For this Application, 127,883 images were learned using the above mentioned technique, using data made available up to 2025-12-10.
The BOVW method used is composed of the following steps:
Unsupervised Learning phase:
- Extract the visual words, in this case SIFT features of images of varying sizes
- Cluster these words using k-means with a preset / defined k clusters -> This essentially creates a code book for this unique set of data.
Transformation phase:
- Given an input image, extract SIFT features
- Use the trained k-means model and predict the clusters for each of the features
- Then create a count histogram of how features many land in each cluster
- This step is optional but helps to improve recall: perform TF-IDF transformation based on the album or collection of images that this image belongs to
- This results in essentially a unique barcode for this specific image
Next steps / depending on application:
- For image search application (via semantic similarity), can add all these barcodes of the images into a vector database in order to efficiently search by visual similarity
- For image classification, these barcodes (or vectors) can then be clustered and the representative images for each cluster can be selected for human annotation (a technique called label propagation), saving labor
Despite its simplicity as seen from the front-end, there were steps taken to enable efficient training of the nearly 130 thousands images. Techniques used include:
- sparse arrays passing and storage for all stages involved (both learning and transform)
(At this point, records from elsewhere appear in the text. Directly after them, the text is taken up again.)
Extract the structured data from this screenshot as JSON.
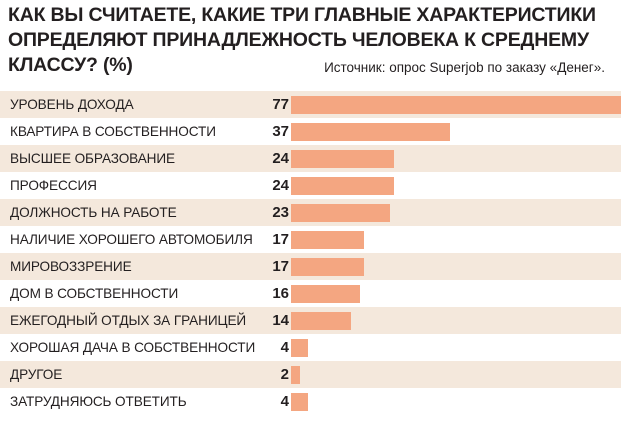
{
  "title": "КАК ВЫ СЧИТАЕТЕ, КАКИЕ ТРИ ГЛАВНЫЕ ХАРАКТЕРИСТИКИ ОПРЕДЕЛЯЮТ ПРИНАДЛЕЖНОСТЬ ЧЕЛОВЕКА К СРЕДНЕМУ КЛАССУ? (%)",
  "source": "Источник: опрос Superjob по заказу «Денег».",
  "colors": {
    "bar": "#f4a681",
    "row_shade": "#f4e8dc"
  },
  "chart_data": {
    "type": "bar",
    "orientation": "horizontal",
    "title": "КАК ВЫ СЧИТАЕТЕ, КАКИЕ ТРИ ГЛАВНЫЕ ХАРАКТЕРИСТИКИ ОПРЕДЕЛЯЮТ ПРИНАДЛЕЖНОСТЬ ЧЕЛОВЕКА К СРЕДНЕМУ КЛАССУ? (%)",
    "categories": [
      "Уровень дохода",
      "Квартира в собственности",
      "Высшее образование",
      "Профессия",
      "Должность на работе",
      "Наличие хорошего автомобиля",
      "Мировоззрение",
      "Дом в собственности",
      "Ежегодный отдых за границей",
      "Хорошая дача в собственности",
      "Другое",
      "Затрудняюсь ответить"
    ],
    "values": [
      77,
      37,
      24,
      24,
      23,
      17,
      17,
      16,
      14,
      4,
      2,
      4
    ],
    "xlim": [
      0,
      77
    ],
    "grid": false,
    "legend": "none"
  }
}
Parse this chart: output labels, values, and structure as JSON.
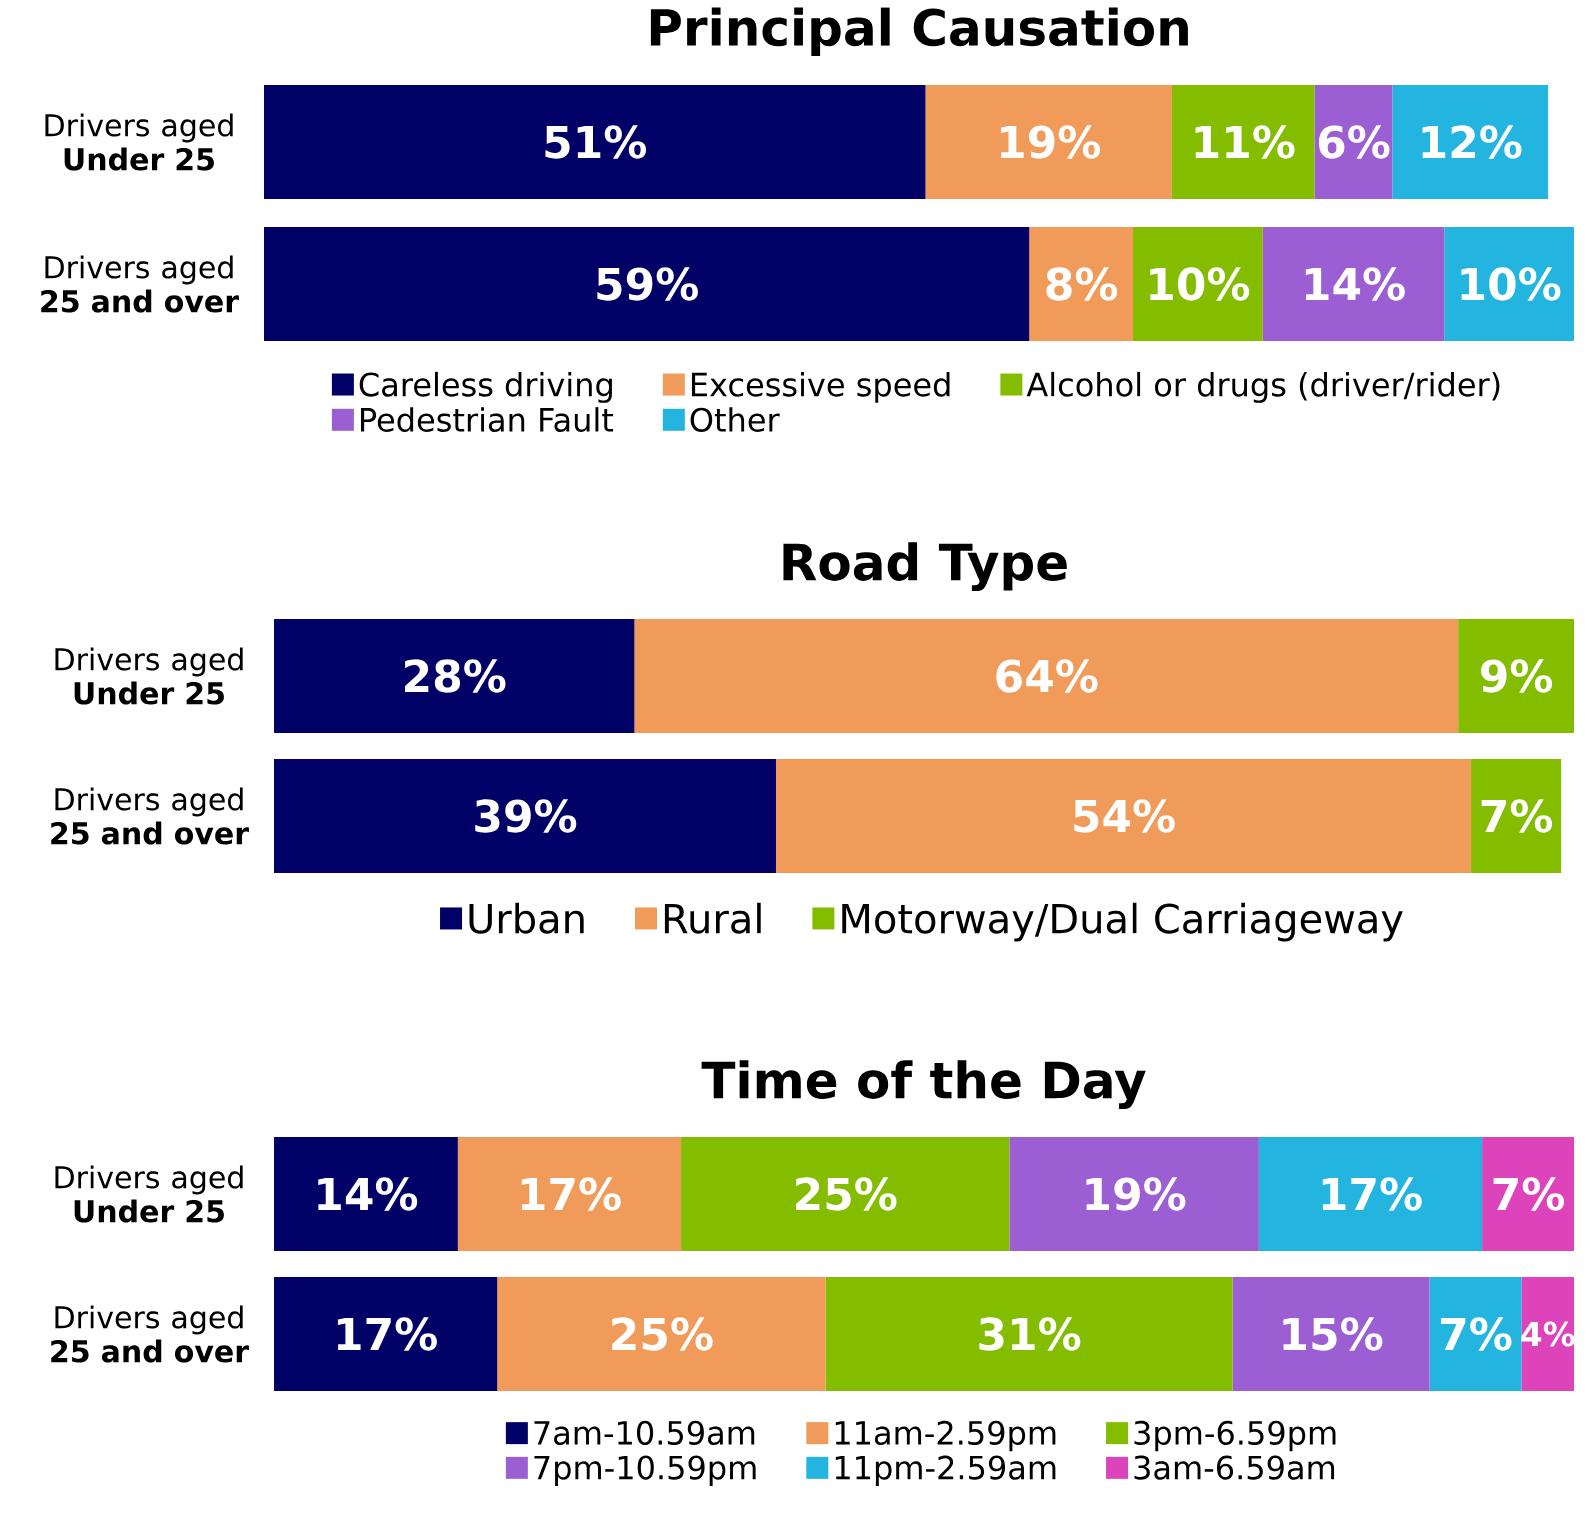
{
  "chart_data": [
    {
      "type": "bar",
      "orientation": "horizontal",
      "stacked": true,
      "legend": "bottom",
      "title": "Principal Causation",
      "categories": [
        "Drivers aged **Under 25**",
        "Drivers aged **25 and over**"
      ],
      "series": [
        {
          "name": "Careless driving",
          "color": "#000066",
          "values": [
            51,
            59
          ],
          "value_labels": [
            "51%",
            "59%"
          ]
        },
        {
          "name": "Excessive speed",
          "color": "#f09b59",
          "values": [
            19,
            8
          ],
          "value_labels": [
            "19%",
            "8%"
          ]
        },
        {
          "name": "Alcohol or drugs (driver/rider)",
          "color": "#84bd00",
          "values": [
            11,
            10
          ],
          "value_labels": [
            "11%",
            "10%"
          ]
        },
        {
          "name": "Pedestrian Fault",
          "color": "#9c5fd3",
          "values": [
            6,
            14
          ],
          "value_labels": [
            "6%",
            "14%"
          ]
        },
        {
          "name": "Other",
          "color": "#23b5e0",
          "values": [
            12,
            10
          ],
          "value_labels": [
            "12%",
            "10%"
          ]
        }
      ]
    },
    {
      "type": "bar",
      "orientation": "horizontal",
      "stacked": true,
      "legend": "bottom",
      "title": "Road Type",
      "categories": [
        "Drivers aged **Under 25**",
        "Drivers aged **25 and over**"
      ],
      "series": [
        {
          "name": "Urban",
          "color": "#000066",
          "values": [
            28,
            39
          ],
          "value_labels": [
            "28%",
            "39%"
          ]
        },
        {
          "name": "Rural",
          "color": "#f09b59",
          "values": [
            64,
            54
          ],
          "value_labels": [
            "64%",
            "54%"
          ]
        },
        {
          "name": "Motorway/Dual Carriageway",
          "color": "#84bd00",
          "values": [
            9,
            7
          ],
          "value_labels": [
            "9%",
            "7%"
          ]
        }
      ]
    },
    {
      "type": "bar",
      "orientation": "horizontal",
      "stacked": true,
      "legend": "bottom",
      "title": "Time of the Day",
      "categories": [
        "Drivers aged **Under 25**",
        "Drivers aged **25 and over**"
      ],
      "series": [
        {
          "name": "7am-10.59am",
          "color": "#000066",
          "values": [
            14,
            17
          ],
          "value_labels": [
            "14%",
            "17%"
          ]
        },
        {
          "name": "11am-2.59pm",
          "color": "#f09b59",
          "values": [
            17,
            25
          ],
          "value_labels": [
            "17%",
            "25%"
          ]
        },
        {
          "name": "3pm-6.59pm",
          "color": "#84bd00",
          "values": [
            25,
            31
          ],
          "value_labels": [
            "25%",
            "31%"
          ]
        },
        {
          "name": "7pm-10.59pm",
          "color": "#9c5fd3",
          "values": [
            19,
            15
          ],
          "value_labels": [
            "19%",
            "15%"
          ]
        },
        {
          "name": "11pm-2.59am",
          "color": "#23b5e0",
          "values": [
            17,
            7
          ],
          "value_labels": [
            "17%",
            "7%"
          ]
        },
        {
          "name": "3am-6.59am",
          "color": "#dd44bb",
          "values": [
            7,
            4
          ],
          "value_labels": [
            "7%",
            "4%"
          ]
        }
      ]
    }
  ]
}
- mini-batch kmeans for the learning phase
- batch processing and transform
- efficient vector storage and recall with usearch
- at run time, memory saving with memory mapping with usearch
The end result of these 127,883 images and modeling is a 268MB usearch vector index, a 3.3MB pickled BOVW model, and a 48MB csv file which relates the unique index keys to the image URLs for display.
The following tools were use in the collection of data, building of the model, the vector database, and this application:
- polars to download and read the csv, as well as for filtering specific columns / rows
- openCV for reading in the images, as well as for the SIFT (Scale Invariant Feature Transformers) model
- numpy and scipy for sparse arrays and other numerical computings
- scikit-learn for mini-batch k-means and tf-idf transformers
- usearch for storing of the transformed vectors as well as for efficient ANN searches
- streamlit for the user interfacing UI front-end